Episodic Curiosity through Reachability
Nikolay Savinov
and
Anton Raichuk
and
Raphaël Marinier
and
Damien Vincent
and
Marc Pollefeys
and
Timothy Lillicrap
and
Sylvain Gelly
arXiv e-Print archive - 2018 via Local arXiv
Keywords:
cs.LG, cs.AI, cs.CV, cs.RO, stat.ML
First published: 2018/10/04 (6 years ago) Abstract: Rewards are sparse in the real world and most today's reinforcement learning
algorithms struggle with such sparsity. One solution to this problem is to
allow the agent to create rewards for itself - thus making rewards dense and
more suitable for learning. In particular, inspired by curious behaviour in
animals, observing something novel could be rewarded with a bonus. Such bonus
is summed up with the real task reward - making it possible for RL algorithms
to learn from the combined reward. We propose a new curiosity method which uses
episodic memory to form the novelty bonus. To determine the bonus, the current
observation is compared with the observations in memory. Crucially, the
comparison is done based on how many environment steps it takes to reach the
current observation from those in memory - which incorporates rich information
about environment dynamics. This allows us to overcome the known "couch-potato"

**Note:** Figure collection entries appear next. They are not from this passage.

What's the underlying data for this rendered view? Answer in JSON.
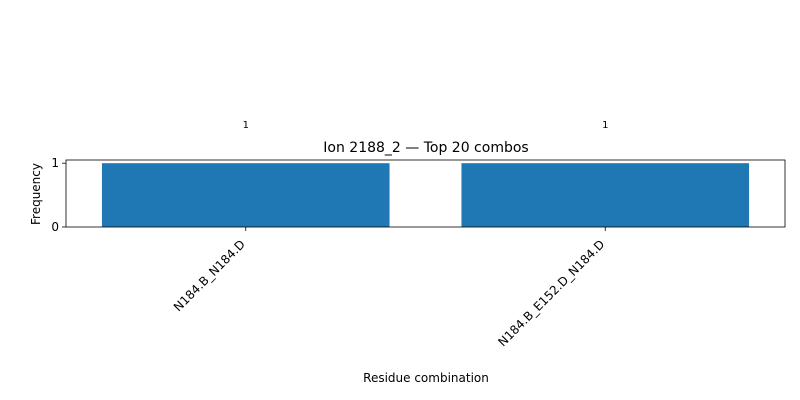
{
  "chart_data": {
    "type": "bar",
    "title": "Ion 2188_2 — Top 20 combos",
    "xlabel": "Residue combination",
    "ylabel": "Frequency",
    "categories": [
      "N184.B_N184.D",
      "N184.B_E152.D_N184.D"
    ],
    "values": [
      1,
      1
    ],
    "data_labels": [
      "1",
      "1"
    ],
    "yticks": [
      0,
      1
    ],
    "ylim": [
      0,
      1.05
    ],
    "grid": false,
    "legend": "none",
    "bar_color": "#1f77b4"
  }
}
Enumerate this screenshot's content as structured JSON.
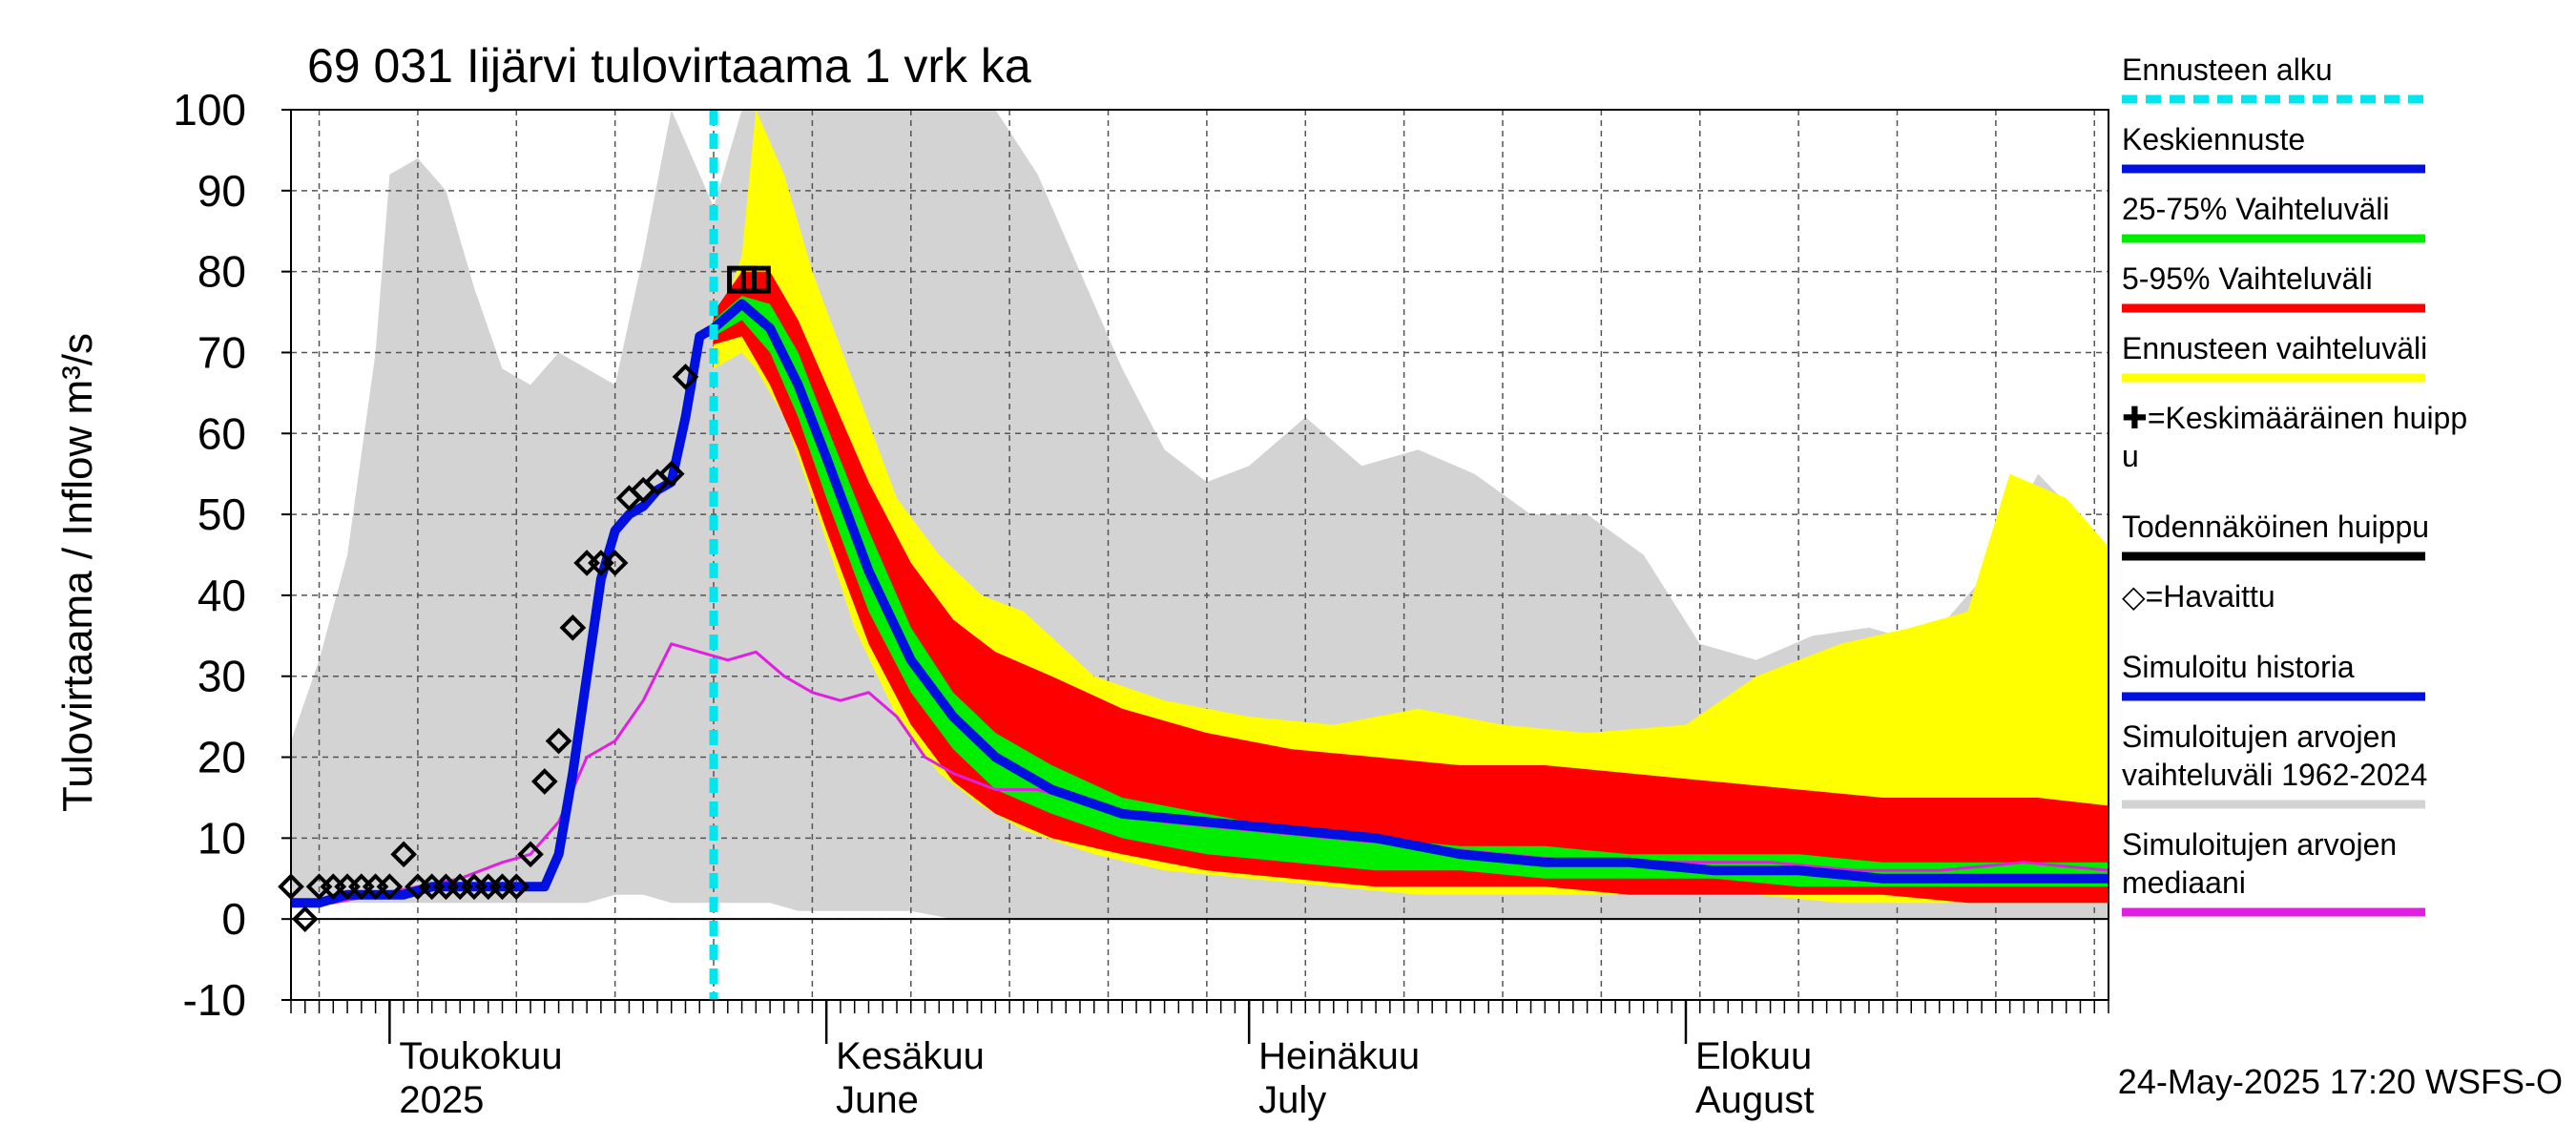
{
  "chart_data": {
    "type": "area",
    "title": "69 031 Iijärvi tulovirtaama 1 vrk ka",
    "ylabel": "Tulovirtaama / Inflow    m³/s",
    "ylim": [
      -10,
      100
    ],
    "yticks": [
      -10,
      0,
      10,
      20,
      30,
      40,
      50,
      60,
      70,
      80,
      90,
      100
    ],
    "x_domain": [
      "2025-04-24",
      "2025-08-31"
    ],
    "forecast_start": "2025-05-24",
    "month_labels": [
      {
        "date": "2025-05-01",
        "line1": "Toukokuu",
        "line2": "2025"
      },
      {
        "date": "2025-06-01",
        "line1": "Kesäkuu",
        "line2": "June"
      },
      {
        "date": "2025-07-01",
        "line1": "Heinäkuu",
        "line2": "July"
      },
      {
        "date": "2025-08-01",
        "line1": "Elokuu",
        "line2": "August"
      }
    ],
    "footer": "24-May-2025 17:20 WSFS-O",
    "colors": {
      "forecast_start": "#00e5ee",
      "mean_forecast": "#0010e0",
      "iqr": "#00ee00",
      "p5_95": "#ff0000",
      "forecast_range": "#ffff00",
      "hist_range": "#d3d3d3",
      "median": "#e020e0",
      "simulated": "#0010e0"
    },
    "legend": [
      {
        "label": "Ennusteen alku",
        "key": "forecast_start",
        "style": "dashed"
      },
      {
        "label": "Keskiennuste",
        "key": "mean_forecast",
        "style": "line"
      },
      {
        "label": "25-75% Vaihteluväli",
        "key": "iqr",
        "style": "line"
      },
      {
        "label": "5-95% Vaihteluväli",
        "key": "p5_95",
        "style": "line"
      },
      {
        "label": "Ennusteen vaihteluväli",
        "key": "forecast_range",
        "style": "line"
      },
      {
        "label": "✚=Keskimääräinen huipp\nu",
        "key": "",
        "style": "none"
      },
      {
        "label": "Todennäköinen huippu",
        "key": "black",
        "style": "line"
      },
      {
        "label": "◇=Havaittu",
        "key": "",
        "style": "none"
      },
      {
        "label": "Simuloitu historia",
        "key": "simulated",
        "style": "line"
      },
      {
        "label": "Simuloitujen arvojen\nvaihteluväli 1962-2024",
        "key": "hist_range",
        "style": "line"
      },
      {
        "label": "Simuloitujen arvojen\nmediaani",
        "key": "median",
        "style": "line"
      }
    ],
    "hist_range": {
      "x": [
        "2025-04-24",
        "2025-04-26",
        "2025-04-28",
        "2025-04-30",
        "2025-05-01",
        "2025-05-03",
        "2025-05-05",
        "2025-05-07",
        "2025-05-09",
        "2025-05-11",
        "2025-05-13",
        "2025-05-15",
        "2025-05-17",
        "2025-05-19",
        "2025-05-21",
        "2025-05-23",
        "2025-05-24",
        "2025-05-26",
        "2025-05-28",
        "2025-05-30",
        "2025-06-01",
        "2025-06-03",
        "2025-06-05",
        "2025-06-07",
        "2025-06-10",
        "2025-06-13",
        "2025-06-16",
        "2025-06-19",
        "2025-06-22",
        "2025-06-25",
        "2025-06-28",
        "2025-07-01",
        "2025-07-05",
        "2025-07-09",
        "2025-07-13",
        "2025-07-17",
        "2025-07-21",
        "2025-07-25",
        "2025-07-29",
        "2025-08-02",
        "2025-08-06",
        "2025-08-10",
        "2025-08-14",
        "2025-08-18",
        "2025-08-22",
        "2025-08-26",
        "2025-08-31"
      ],
      "high": [
        22,
        32,
        45,
        70,
        92,
        94,
        90,
        78,
        68,
        66,
        70,
        68,
        66,
        82,
        100,
        92,
        88,
        100,
        100,
        100,
        100,
        100,
        100,
        100,
        100,
        100,
        92,
        80,
        68,
        58,
        54,
        56,
        62,
        56,
        58,
        55,
        50,
        50,
        45,
        34,
        32,
        35,
        36,
        34,
        42,
        55,
        46
      ],
      "low": [
        2,
        2,
        2,
        2,
        2,
        2,
        2,
        2,
        2,
        2,
        2,
        2,
        3,
        3,
        2,
        2,
        2,
        2,
        2,
        1,
        1,
        1,
        1,
        1,
        0,
        0,
        0,
        0,
        0,
        0,
        0,
        0,
        0,
        0,
        0,
        0,
        0,
        0,
        0,
        0,
        0,
        0,
        0,
        0,
        0,
        0,
        0
      ]
    },
    "forecast_range": {
      "x": [
        "2025-05-24",
        "2025-05-26",
        "2025-05-27",
        "2025-05-29",
        "2025-05-31",
        "2025-06-03",
        "2025-06-06",
        "2025-06-09",
        "2025-06-12",
        "2025-06-15",
        "2025-06-20",
        "2025-06-25",
        "2025-07-01",
        "2025-07-07",
        "2025-07-13",
        "2025-07-19",
        "2025-07-25",
        "2025-08-01",
        "2025-08-06",
        "2025-08-12",
        "2025-08-17",
        "2025-08-21",
        "2025-08-24",
        "2025-08-28",
        "2025-08-31"
      ],
      "high": [
        72,
        82,
        100,
        92,
        80,
        66,
        52,
        45,
        40,
        38,
        30,
        27,
        25,
        24,
        26,
        24,
        23,
        24,
        30,
        34,
        36,
        38,
        55,
        52,
        46
      ],
      "low": [
        68,
        70,
        68,
        62,
        52,
        36,
        25,
        18,
        14,
        11,
        8,
        6,
        5,
        4,
        3,
        3,
        3,
        3,
        3,
        2,
        2,
        2,
        2,
        2,
        2
      ]
    },
    "p5_95": {
      "x": [
        "2025-05-24",
        "2025-05-26",
        "2025-05-28",
        "2025-05-30",
        "2025-06-01",
        "2025-06-04",
        "2025-06-07",
        "2025-06-10",
        "2025-06-13",
        "2025-06-17",
        "2025-06-22",
        "2025-06-28",
        "2025-07-04",
        "2025-07-10",
        "2025-07-16",
        "2025-07-22",
        "2025-07-28",
        "2025-08-03",
        "2025-08-09",
        "2025-08-15",
        "2025-08-21",
        "2025-08-26",
        "2025-08-31"
      ],
      "high": [
        75,
        80,
        80,
        74,
        66,
        54,
        44,
        37,
        33,
        30,
        26,
        23,
        21,
        20,
        19,
        19,
        18,
        17,
        16,
        15,
        15,
        15,
        14
      ],
      "low": [
        71,
        72,
        66,
        58,
        48,
        34,
        24,
        17,
        13,
        10,
        8,
        6,
        5,
        4,
        4,
        4,
        3,
        3,
        3,
        3,
        2,
        2,
        2
      ]
    },
    "iqr": {
      "x": [
        "2025-05-24",
        "2025-05-26",
        "2025-05-28",
        "2025-05-30",
        "2025-06-01",
        "2025-06-04",
        "2025-06-07",
        "2025-06-10",
        "2025-06-13",
        "2025-06-17",
        "2025-06-22",
        "2025-06-28",
        "2025-07-04",
        "2025-07-10",
        "2025-07-16",
        "2025-07-22",
        "2025-07-28",
        "2025-08-03",
        "2025-08-09",
        "2025-08-15",
        "2025-08-21",
        "2025-08-26",
        "2025-08-31"
      ],
      "high": [
        74,
        77,
        76,
        70,
        61,
        48,
        36,
        28,
        23,
        19,
        15,
        13,
        11,
        10,
        9,
        9,
        8,
        8,
        8,
        7,
        7,
        7,
        7
      ],
      "low": [
        72,
        74,
        70,
        62,
        52,
        38,
        28,
        21,
        16,
        13,
        10,
        8,
        7,
        6,
        6,
        5,
        5,
        5,
        4,
        4,
        4,
        4,
        4
      ]
    },
    "mean_forecast": {
      "x": [
        "2025-05-24",
        "2025-05-26",
        "2025-05-28",
        "2025-05-30",
        "2025-06-01",
        "2025-06-04",
        "2025-06-07",
        "2025-06-10",
        "2025-06-13",
        "2025-06-17",
        "2025-06-22",
        "2025-06-28",
        "2025-07-04",
        "2025-07-10",
        "2025-07-16",
        "2025-07-22",
        "2025-07-28",
        "2025-08-03",
        "2025-08-09",
        "2025-08-15",
        "2025-08-21",
        "2025-08-26",
        "2025-08-31"
      ],
      "y": [
        73,
        76,
        73,
        66,
        57,
        43,
        32,
        25,
        20,
        16,
        13,
        12,
        11,
        10,
        8,
        7,
        7,
        6,
        6,
        5,
        5,
        5,
        5
      ]
    },
    "simulated": {
      "x": [
        "2025-04-24",
        "2025-04-26",
        "2025-04-28",
        "2025-04-30",
        "2025-05-02",
        "2025-05-04",
        "2025-05-06",
        "2025-05-08",
        "2025-05-10",
        "2025-05-12",
        "2025-05-13",
        "2025-05-14",
        "2025-05-15",
        "2025-05-16",
        "2025-05-17",
        "2025-05-18",
        "2025-05-19",
        "2025-05-20",
        "2025-05-21",
        "2025-05-22",
        "2025-05-23",
        "2025-05-24"
      ],
      "y": [
        2,
        2,
        3,
        3,
        3,
        4,
        4,
        4,
        4,
        4,
        8,
        18,
        30,
        42,
        48,
        50,
        51,
        53,
        54,
        62,
        72,
        73
      ]
    },
    "median": {
      "x": [
        "2025-04-24",
        "2025-04-27",
        "2025-04-30",
        "2025-05-03",
        "2025-05-06",
        "2025-05-09",
        "2025-05-11",
        "2025-05-13",
        "2025-05-15",
        "2025-05-17",
        "2025-05-19",
        "2025-05-21",
        "2025-05-23",
        "2025-05-25",
        "2025-05-27",
        "2025-05-29",
        "2025-05-31",
        "2025-06-02",
        "2025-06-04",
        "2025-06-06",
        "2025-06-08",
        "2025-06-10",
        "2025-06-13",
        "2025-06-16",
        "2025-06-20",
        "2025-06-25",
        "2025-07-01",
        "2025-07-07",
        "2025-07-13",
        "2025-07-19",
        "2025-07-25",
        "2025-08-01",
        "2025-08-07",
        "2025-08-13",
        "2025-08-19",
        "2025-08-25",
        "2025-08-31"
      ],
      "y": [
        2,
        2,
        3,
        4,
        5,
        7,
        8,
        12,
        20,
        22,
        27,
        34,
        33,
        32,
        33,
        30,
        28,
        27,
        28,
        25,
        20,
        18,
        16,
        16,
        14,
        12,
        11,
        10,
        9,
        8,
        7,
        7,
        7,
        6,
        6,
        7,
        6
      ]
    },
    "observed": {
      "x": [
        "2025-04-24",
        "2025-04-25",
        "2025-04-26",
        "2025-04-27",
        "2025-04-28",
        "2025-04-29",
        "2025-04-30",
        "2025-05-01",
        "2025-05-02",
        "2025-05-03",
        "2025-05-04",
        "2025-05-05",
        "2025-05-06",
        "2025-05-07",
        "2025-05-08",
        "2025-05-09",
        "2025-05-10",
        "2025-05-11",
        "2025-05-12",
        "2025-05-13",
        "2025-05-14",
        "2025-05-15",
        "2025-05-16",
        "2025-05-17",
        "2025-05-18",
        "2025-05-19",
        "2025-05-20",
        "2025-05-21",
        "2025-05-22",
        "2025-05-23",
        "2025-05-24"
      ],
      "y": [
        4,
        0,
        4,
        4,
        4,
        4,
        4,
        4,
        8,
        4,
        4,
        4,
        4,
        4,
        4,
        4,
        4,
        8,
        17,
        22,
        36,
        44,
        44,
        44,
        52,
        53,
        54,
        55,
        67,
        null,
        null
      ]
    },
    "peak_boxes": {
      "x": [
        "2025-05-26",
        "2025-05-27"
      ],
      "y": [
        79,
        79
      ]
    }
  }
}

issues of prior work - when the agent finds a way to instantly gratify itself
by exploiting actions which lead to unpredictable consequences. We test our
approach in visually rich 3D environments in ViZDoom and DMLab. In ViZDoom, our
agent learns to successfully navigate to a distant goal at least 2 times faster
than the state-of-the-art curiosity method ICM. In DMLab, our agent generalizes
well to new procedurally generated levels of the game - reaching the goal at
least 2 times more frequently than ICM on test mazes with very sparse reward.